Augustus got up from his chair. "My daughter a drudge in a Continental school?" he exclaimed indignantly.
"If you chose a place little frequented by English, I don't think people would know."
There was a short silence. Then Augustus said angrily, "I'll take the girl back with me. She must share my home, such as it is. We will neither of us trouble you or Frederick much longer. I shall start for Ostend by the morning mail to-morrow." And he dashed out of the room emitting a muffled roll of oaths, and jarring the door in a way which made Mrs. Dormer-Smith clasp her forehead with both hands, and lean back shrinkingly in her chair.
But when the morrow came, Captain Cheffington and his daughter did not go to Ostend. When they had got out of sight of the Dormer-Smiths' house, he ordered the cabman to drive to the Great Western Railway Station, and started by an express train for Oldchester.
CHAPTER II.
Amongst the minor grievances reckoned up by the deceased dowager as accruing from Augustus's unfortunate marriage was the fact that his wife had borne the plebeian name of Dobbs. One of her most frequent complaints against poor little May was that the child was "a thorough Dobbs." And when she was out of temper—which was very often—she would prefer this charge as indignantly as though Dobbs were synonymous with the most disgraceful epithets in the English language.
And yet the sound of it awoke very different associations in the city of Oldchester, where Augustus's mother-in-law had lived all her life. Mrs. Dobbs was the widow of a tradesman. The ironmonger's business, which her husband had carried on, had long passed into other hands; but his name still met the eyes of his fellow-townsmen in the inscription, "J. Brown, late Dobbs," painted over the shop.

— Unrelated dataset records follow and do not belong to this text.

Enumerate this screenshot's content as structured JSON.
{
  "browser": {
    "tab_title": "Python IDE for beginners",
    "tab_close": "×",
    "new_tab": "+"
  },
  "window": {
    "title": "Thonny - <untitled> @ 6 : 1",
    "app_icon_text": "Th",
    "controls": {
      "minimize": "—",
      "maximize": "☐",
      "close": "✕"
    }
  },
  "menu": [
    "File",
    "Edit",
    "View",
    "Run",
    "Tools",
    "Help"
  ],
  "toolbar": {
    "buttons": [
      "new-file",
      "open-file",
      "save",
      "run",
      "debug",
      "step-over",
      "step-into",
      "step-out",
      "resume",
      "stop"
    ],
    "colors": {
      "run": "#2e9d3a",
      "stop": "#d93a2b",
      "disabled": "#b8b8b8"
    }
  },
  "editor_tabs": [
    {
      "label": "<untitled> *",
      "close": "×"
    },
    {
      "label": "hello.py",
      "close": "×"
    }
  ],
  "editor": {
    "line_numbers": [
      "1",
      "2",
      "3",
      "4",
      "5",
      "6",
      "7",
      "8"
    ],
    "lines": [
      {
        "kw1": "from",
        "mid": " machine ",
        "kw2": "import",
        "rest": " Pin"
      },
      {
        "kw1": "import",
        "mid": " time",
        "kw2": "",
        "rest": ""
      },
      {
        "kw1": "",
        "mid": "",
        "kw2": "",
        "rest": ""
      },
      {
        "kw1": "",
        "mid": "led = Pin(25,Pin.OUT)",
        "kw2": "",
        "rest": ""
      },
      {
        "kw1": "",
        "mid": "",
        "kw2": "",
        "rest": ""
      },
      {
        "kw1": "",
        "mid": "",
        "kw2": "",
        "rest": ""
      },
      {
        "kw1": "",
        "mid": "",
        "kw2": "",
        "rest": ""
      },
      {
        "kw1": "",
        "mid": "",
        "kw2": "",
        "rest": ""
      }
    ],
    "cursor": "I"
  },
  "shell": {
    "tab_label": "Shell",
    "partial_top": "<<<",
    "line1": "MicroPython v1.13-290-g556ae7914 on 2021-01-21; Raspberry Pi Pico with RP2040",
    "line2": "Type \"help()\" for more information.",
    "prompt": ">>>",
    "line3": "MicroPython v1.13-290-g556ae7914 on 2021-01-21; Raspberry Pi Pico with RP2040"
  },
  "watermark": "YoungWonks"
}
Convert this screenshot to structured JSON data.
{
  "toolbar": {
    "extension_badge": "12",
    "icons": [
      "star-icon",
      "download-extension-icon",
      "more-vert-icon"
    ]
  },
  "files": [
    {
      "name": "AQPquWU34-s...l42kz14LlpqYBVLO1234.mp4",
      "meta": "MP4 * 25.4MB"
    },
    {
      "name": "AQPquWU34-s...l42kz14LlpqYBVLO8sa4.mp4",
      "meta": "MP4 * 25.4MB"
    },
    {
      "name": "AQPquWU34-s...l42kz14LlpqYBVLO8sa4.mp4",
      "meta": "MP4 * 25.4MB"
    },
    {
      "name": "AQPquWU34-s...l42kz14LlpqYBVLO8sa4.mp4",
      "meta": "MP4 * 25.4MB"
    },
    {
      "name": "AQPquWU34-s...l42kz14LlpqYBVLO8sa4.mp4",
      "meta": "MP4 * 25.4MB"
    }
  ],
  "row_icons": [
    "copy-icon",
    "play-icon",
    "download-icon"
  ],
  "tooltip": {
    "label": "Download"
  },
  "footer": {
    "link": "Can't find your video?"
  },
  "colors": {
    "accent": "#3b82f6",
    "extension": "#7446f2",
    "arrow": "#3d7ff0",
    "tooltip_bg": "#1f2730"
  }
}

Oldchester is a city in which two streams of life run side by side, mingling but little with each other. At a certain point in the existence of Oldchester, its ancient course of civil and ecclesiastical history had received a new tributary—a strong and ever-growing current of commerce. Commerce built wide suburbs, with villa residences in various stages of "detachment" and "semi-detachment" from one another. Commerce strewed the pleasant country paths and lanes with coal-dust, and blackened the air with smoke. Commerce set up Art schools, founded hospitals (and furnished patients for them), multiplied railways for miles round, and scored all the new streets, and some of the old, with tramway lines. Commerce bought estates in the neighbourhood, was conveyed to public worship in splendid equipages, sent its sons to Eton, and married its daughters into the Peerage. But, for all that, the fame of Oldchester continued to rest on its character as a cathedral city. The old current surpassed the new one in length and dignity, if in nothing else. The gray cathedral towers rose up majestically above the din and turmoil of forge and loom and factory, with a noble aspiration towards something above and beyond these; while the vibrations of their mellow chimes shed down sweet suggestions of peace and goodwill among the homes of the toilers.
Mrs. Dobbs particularly loved the sounds of the cathedral chimes; and she sat with closed eyes listening to them in the twilight of a certain autumn evening. Her house was in a narrow street, called Friar's Row, which turned out of the High Street. A monastery had once stood on the site of it, but all trace of the ancient conventual buildings had long since disappeared. The houses were solid brick dwellings, from one to two hundred years old. Mrs. Dobbs's husband had bequeathed her a long lease of that which she occupied. Most of the other houses in Friar's Row were used as offices or warehouses, the wealthier kind of tradespeople who once lived in them having migrated to the suburbs. On her husband's death some of Mrs. Dobbs's friends had urged her to remove to a newer and more cheerful part of the town, but she had resisted the suggestion with some contempt.